As for why hold back the ewes at all, Ginzberg and midrash tell us that Abraham’s reproval of Abimelech – corresponds with the premise that “correction leads to love”, and in turn, “there is no peace without correction” . In other words, it seems, that in order to achieve a meaningful and lasting peace, someone needs to give, and something needs to change, if even symbolically. The pact between Abimelech and Abraham was not intended to merely commemorate the status quo, without something tangible being done (confirmation of the well’s ownership, as demonstrated by the seven ewes). Are we weird people or what?
But we digress. Back to our reason for being here – Rashi. What might be troubling our sage about this scene and these verses? His words:
THAT IT MAY SERVE ME – that this act may serve me
AS WITNESS – is a feminine form for “testimony”, i.e., a female witness as in “and the monument shall be witness”
THAT I DUG [THIS] WELL – the shepherds of Abimelech were quarreling over it with the shepherds of Abraham, and saying “we dug it”. The shepherds said among themselves, “whoever will appear at the well, and the water will rise to greet him, it is his”. And the waters rose to great Abraham.
So it seems that “it may serve me” teaches us that this act, of setting aside seven ewes, will serve the purpose of confirming for all that the well is Abraham’s. Doesn’t seem debatable. Let’s move on.
Similarly, Rashi’s reference to the feminine form of testimony seems more directed to a grammar lesson (as he is wont to do) than deep meaning. Basically, he tells us that the possible confusion between the masculine and feminine verb forms that occur in these verses should not be taken to mean that Abraham addressed Abimelech himself, or in turn, that he said to him “so that you shall serve me as a witness”.

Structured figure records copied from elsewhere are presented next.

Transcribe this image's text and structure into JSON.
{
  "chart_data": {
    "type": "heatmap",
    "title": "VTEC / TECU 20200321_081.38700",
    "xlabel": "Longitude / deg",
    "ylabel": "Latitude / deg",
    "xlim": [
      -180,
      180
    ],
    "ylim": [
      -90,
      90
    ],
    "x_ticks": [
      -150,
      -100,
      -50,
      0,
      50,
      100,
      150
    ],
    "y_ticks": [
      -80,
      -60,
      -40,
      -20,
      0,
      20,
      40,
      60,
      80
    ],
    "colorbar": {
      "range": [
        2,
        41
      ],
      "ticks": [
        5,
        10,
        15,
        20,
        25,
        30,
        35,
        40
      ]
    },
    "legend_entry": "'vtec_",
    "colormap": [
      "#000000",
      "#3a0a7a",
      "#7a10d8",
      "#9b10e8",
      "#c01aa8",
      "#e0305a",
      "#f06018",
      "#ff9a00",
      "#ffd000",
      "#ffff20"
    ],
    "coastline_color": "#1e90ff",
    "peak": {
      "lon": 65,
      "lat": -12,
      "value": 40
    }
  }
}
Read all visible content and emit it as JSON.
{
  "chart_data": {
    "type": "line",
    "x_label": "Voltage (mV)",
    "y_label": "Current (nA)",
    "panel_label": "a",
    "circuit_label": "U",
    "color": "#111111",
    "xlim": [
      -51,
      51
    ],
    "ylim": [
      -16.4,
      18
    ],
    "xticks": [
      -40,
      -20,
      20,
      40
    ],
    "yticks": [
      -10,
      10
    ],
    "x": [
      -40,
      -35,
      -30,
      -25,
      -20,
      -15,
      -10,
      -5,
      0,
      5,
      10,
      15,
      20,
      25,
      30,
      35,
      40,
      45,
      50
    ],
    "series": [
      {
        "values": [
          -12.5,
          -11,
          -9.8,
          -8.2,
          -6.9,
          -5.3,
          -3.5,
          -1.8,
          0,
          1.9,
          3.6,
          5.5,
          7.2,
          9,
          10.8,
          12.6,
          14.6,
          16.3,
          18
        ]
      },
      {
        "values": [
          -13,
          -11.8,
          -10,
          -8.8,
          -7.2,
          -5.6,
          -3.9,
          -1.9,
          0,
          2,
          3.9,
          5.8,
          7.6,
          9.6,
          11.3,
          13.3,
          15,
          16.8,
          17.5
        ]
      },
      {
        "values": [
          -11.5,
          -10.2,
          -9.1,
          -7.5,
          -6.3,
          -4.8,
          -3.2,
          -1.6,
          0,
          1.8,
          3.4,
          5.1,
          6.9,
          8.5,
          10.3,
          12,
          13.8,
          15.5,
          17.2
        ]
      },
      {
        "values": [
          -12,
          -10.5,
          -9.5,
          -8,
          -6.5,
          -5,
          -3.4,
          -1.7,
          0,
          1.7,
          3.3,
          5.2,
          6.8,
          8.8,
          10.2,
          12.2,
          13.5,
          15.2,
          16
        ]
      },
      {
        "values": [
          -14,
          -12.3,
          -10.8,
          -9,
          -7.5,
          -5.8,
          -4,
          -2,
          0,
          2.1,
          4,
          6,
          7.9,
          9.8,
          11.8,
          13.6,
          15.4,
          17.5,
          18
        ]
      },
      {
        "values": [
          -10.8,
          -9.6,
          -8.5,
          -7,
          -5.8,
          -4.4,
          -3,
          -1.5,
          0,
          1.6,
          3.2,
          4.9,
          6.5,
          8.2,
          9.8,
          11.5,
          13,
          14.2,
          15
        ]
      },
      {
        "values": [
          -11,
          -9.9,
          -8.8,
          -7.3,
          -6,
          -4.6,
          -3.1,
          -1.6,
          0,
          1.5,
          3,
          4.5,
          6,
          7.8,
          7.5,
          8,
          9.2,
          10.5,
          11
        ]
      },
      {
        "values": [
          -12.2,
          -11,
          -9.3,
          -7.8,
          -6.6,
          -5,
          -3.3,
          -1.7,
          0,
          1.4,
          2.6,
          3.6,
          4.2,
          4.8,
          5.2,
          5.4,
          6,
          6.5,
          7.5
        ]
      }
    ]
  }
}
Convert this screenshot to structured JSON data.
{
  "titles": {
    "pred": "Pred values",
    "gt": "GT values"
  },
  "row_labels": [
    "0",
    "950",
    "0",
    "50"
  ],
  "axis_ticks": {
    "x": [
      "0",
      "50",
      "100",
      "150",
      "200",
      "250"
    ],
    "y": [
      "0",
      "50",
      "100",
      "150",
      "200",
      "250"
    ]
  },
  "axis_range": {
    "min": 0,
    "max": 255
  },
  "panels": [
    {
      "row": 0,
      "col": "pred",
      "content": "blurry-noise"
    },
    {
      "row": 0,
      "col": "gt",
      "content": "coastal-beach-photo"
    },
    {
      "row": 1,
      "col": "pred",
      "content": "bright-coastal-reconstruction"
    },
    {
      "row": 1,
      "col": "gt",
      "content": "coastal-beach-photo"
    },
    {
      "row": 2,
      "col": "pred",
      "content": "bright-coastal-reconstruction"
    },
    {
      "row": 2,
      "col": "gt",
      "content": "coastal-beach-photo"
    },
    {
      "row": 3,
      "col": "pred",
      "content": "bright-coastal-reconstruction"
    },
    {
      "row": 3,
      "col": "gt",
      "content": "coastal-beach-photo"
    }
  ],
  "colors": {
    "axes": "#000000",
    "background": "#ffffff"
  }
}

And finally, the reference to shepherds quarreling is classic Rashi – out of left field, and seemingly out of place – to the point where we begin licking our proverbial lamb chops. First, the quarreling of shepherds reminds us of the quarrel between the shepherds of Lot and Abraham, leading to the separation of their clans, with Lot hightailing it into Sodom (bad move in retrospect). In this case, the groups don’t part ways, but rather, they instead agree that one or the other has created, and therefore will own, a particular well. And they do so by letting the water decide – relying on the fact that the water apparently rises to meet Abraham as he approaches, and does not rise to meet Abimelech, thereby confirming that it belongs to Abraham.
Our first (and as far as I know, only) hygroscopic forefather.
Our study group has been off more than on this summer, but will resume on Thursday of this week, with our final lay led session before the Rabbi returns for a few weeks (before taking off again, for something called the High Holy Days).